What allows Vertex to stand out is its overwhelming success in developing multiple generations of treatments for patients with cystic fibrosis (CF). CF is a genetic disease characterized by thick mucus production that can obstruct the pancreas and/or lungs. Vertex's latest treatment, combination therapy Trikafta, was approved five months ahead of the U.S. Food and Drug Administration's review date, and is pacing $5 billion in annual run-rate sales despite hitting pharmacy shelves less than two years ago.
Keeping with the similarities to Exelixis, Vertex was hit hard twice over the past year after two separate experimental treatments targeting alpha-1 antitrypsin deficiency were discontinued in mid-stage trials. Nevertheless, Vertex has more than a half-dozen combined internal and out-licensed treatments in development for a variety of indications. Even though its CF franchise is well-protected from competition, the company is working on an expansive pipeline of products.
And don't overlook Vertex's cash pile.
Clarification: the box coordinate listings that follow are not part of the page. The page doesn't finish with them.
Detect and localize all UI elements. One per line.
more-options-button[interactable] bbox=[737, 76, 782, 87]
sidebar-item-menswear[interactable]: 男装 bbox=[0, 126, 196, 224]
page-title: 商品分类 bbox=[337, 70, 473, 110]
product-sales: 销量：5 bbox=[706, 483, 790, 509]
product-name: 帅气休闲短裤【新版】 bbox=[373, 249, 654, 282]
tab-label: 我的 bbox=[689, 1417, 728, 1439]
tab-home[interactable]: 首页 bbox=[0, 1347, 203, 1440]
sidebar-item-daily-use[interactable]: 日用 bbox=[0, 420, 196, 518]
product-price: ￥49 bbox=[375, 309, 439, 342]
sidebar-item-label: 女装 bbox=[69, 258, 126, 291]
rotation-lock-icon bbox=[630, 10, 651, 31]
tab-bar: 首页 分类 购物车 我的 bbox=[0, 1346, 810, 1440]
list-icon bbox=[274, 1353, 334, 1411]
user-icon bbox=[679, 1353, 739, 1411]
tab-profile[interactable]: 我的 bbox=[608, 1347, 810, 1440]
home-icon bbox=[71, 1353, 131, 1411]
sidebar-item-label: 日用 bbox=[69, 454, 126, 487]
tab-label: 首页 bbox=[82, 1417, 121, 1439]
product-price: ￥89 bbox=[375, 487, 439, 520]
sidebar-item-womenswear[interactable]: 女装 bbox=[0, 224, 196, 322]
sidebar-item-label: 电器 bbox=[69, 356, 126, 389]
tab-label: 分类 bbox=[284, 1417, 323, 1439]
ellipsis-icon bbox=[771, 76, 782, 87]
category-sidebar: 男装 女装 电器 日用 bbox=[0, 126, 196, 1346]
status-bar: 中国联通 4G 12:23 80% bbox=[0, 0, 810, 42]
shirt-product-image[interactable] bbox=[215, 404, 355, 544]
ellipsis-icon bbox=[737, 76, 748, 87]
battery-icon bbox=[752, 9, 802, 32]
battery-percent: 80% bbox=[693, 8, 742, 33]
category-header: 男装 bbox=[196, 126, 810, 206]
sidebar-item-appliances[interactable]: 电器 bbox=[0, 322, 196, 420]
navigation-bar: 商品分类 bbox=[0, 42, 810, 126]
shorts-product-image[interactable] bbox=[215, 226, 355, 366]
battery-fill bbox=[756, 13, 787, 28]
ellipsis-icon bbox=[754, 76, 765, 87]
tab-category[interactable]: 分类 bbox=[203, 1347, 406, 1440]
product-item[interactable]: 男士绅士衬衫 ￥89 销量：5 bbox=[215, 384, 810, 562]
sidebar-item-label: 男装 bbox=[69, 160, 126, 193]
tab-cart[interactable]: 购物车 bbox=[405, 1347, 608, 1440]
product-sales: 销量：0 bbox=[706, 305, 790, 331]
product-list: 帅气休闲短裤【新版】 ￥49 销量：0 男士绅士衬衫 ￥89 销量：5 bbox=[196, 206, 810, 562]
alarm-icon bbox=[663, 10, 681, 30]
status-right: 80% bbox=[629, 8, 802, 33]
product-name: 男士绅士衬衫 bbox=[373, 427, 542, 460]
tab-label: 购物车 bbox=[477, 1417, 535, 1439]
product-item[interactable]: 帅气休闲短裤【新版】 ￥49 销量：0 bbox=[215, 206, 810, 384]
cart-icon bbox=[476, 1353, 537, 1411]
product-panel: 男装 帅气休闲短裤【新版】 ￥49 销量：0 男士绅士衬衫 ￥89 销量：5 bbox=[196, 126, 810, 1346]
It ended June with about $6.7 billion in cash and cash equivalents, which is more than enough to fuel internal development, fund novel partnerships, or make acquisitions.
Lastly, buying shares of telemedicine kingpin Teladoc Health (NYSE:TDOC) would be a perfect use of $1,000 for the fourth quarter.
When the pandemic hit, there's no sugarcoating that Teladoc was in the right place at the right time. With doctors wanting to keep potentially sick and high-risk people out of their offices, they regularly turned to virtual visit platforms, such as those offered by Teladoc. Last year, Teladoc handled almost 10.6 million visits, which was well over double the 4.14 million visits in 2019.
Some skeptics have cautioned that Teladoc could be a one-hit wonder considering the worst of the pandemic may now be in the rearview mirror. However, this view overlooks the many lasting changes telemedicine brings to the table. It's far more convenient for patients, can allow doctors to keep better tabs on their chronic-care patients, and should result in better patient outcomes and lower total treatment costs for insurers. There's a reason Teladoc's annual sales growth averaged 74% in the six years leading up to the pandemic.
Teladoc Health also acquired the nation's leading applied health signals company, Livongo Health, in the fourth quarter of 2020. Livongo leans on artificial intelligence to send tips to its chronic-care members to help them lead healthier lives. While most of Livongo' 715,000 chronic-care enrollees are diabetics, it aims to offer its services to those with weight management issues and hypertension, as well. In other words, we're watching the very early innings of a personalized care disruptor.